Mezopotamya’nın kadim topraklarının gizemi
sardı beni her eserde, türküler, şiirler, destanlar sardı etrafımı bu
topraklardan doğan. Mezopotamya’nın geçmişten günümüze bildiğim tüm sanatları
var hepsinde.
Ahmet Güneştekin Anadolu’yu çok iyi
özümsemiş bir sanatçı. Onun diğer işlerini bilenler anlarlar ne demek
istediğimi. “Güneşin İzinde” belgeselleri ve yaptığı daha pek çok iş.

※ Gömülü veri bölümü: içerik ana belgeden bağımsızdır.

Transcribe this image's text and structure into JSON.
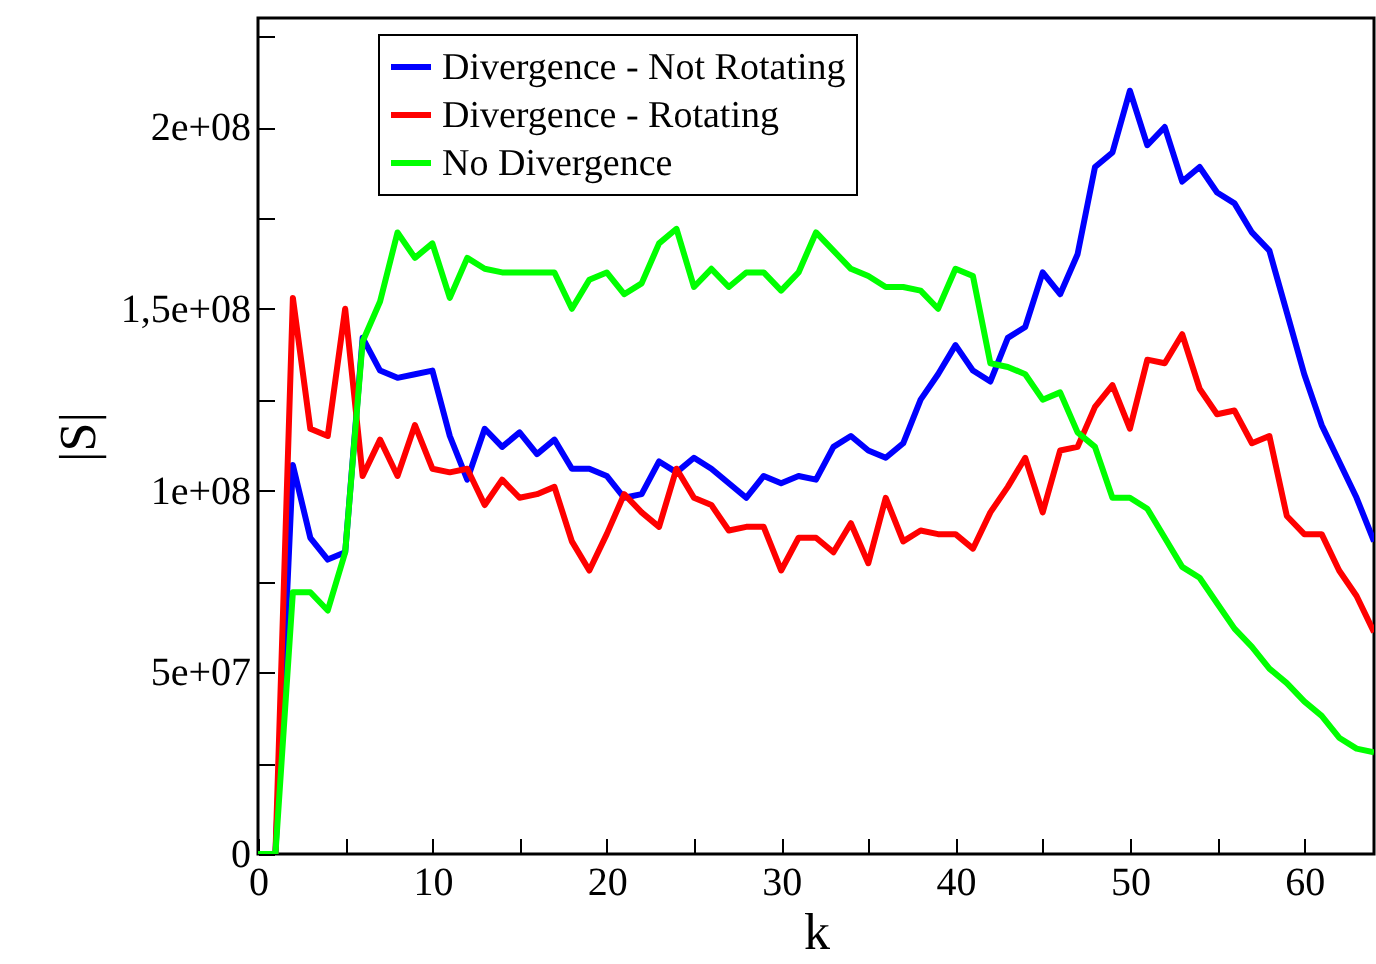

Şahmeran, Simurg, Troya, Güneşe Açılan Kapılar,
Mevlana, Paradoks ve Yüzleşme onlarca eser ve konu arasında beni en çok
heyecanlandıranlar oldu, ne yalan söyleyeyim…
“Paradoks” fenomen diye
adlandırılabilecek eserlerden. Benim içimi acıttı aslında. Bölünmüşlükleri
gördüm. Bütünden parçalara ve parçalardan bütüne gitmeyi değil de,
parçalanmışlıkları gördüm.
“Güneşe Açılan Kapılar”
defalarca dönüp dolaşıp önüne gittiğim eserlerden biri oldu. İnanılmaz bir
detay var orada benim için ve o detay Ahmet Güneştekin’in evrensel boyutunu,
evrensel kimliğini gözler önüne seriyor. Üç dinin kapısı duruyor karşınızda, o
kapılara ulaştıran serüven, detaylar, renkler… Alıp götürüyor sizi. Ama
bitirmiyor orada. Üç kapıdan sonra öyle bir yol, öyle bir detay var ki, sizi içine
alıp orada olmayan evrensel kapının önüne götürüp bırakıveriyor. Mor rengiyle
de evrenselliğin gerçek aynası o yol. Kendimi “Bilgi Kitabı”nın kapağına
bakıyor gibi hissettim. İnanın defalarca dönüp dolaşıp o odaya gittim ve o
eserin karşısından zor ayrıldım.
Bir diğer heyecanı da sergiye
adını veren eserlerin olduğu odada yaşadım. O odaya da defalarca gidip
dakikalarca kalıp inceledim hepsini tek tek. Tabii boyum yettiğince ve gözlerim
detayları görebildiğince. Bahsettiğim eserler “Yüzleşme” adı verilen muhteşem
yapıtlar.
“Yüzleşme” bazı detaylarıyla beni nefessiz bıraktı,
Mezopotamya’nın orta yerinde cayır cayır yaktı.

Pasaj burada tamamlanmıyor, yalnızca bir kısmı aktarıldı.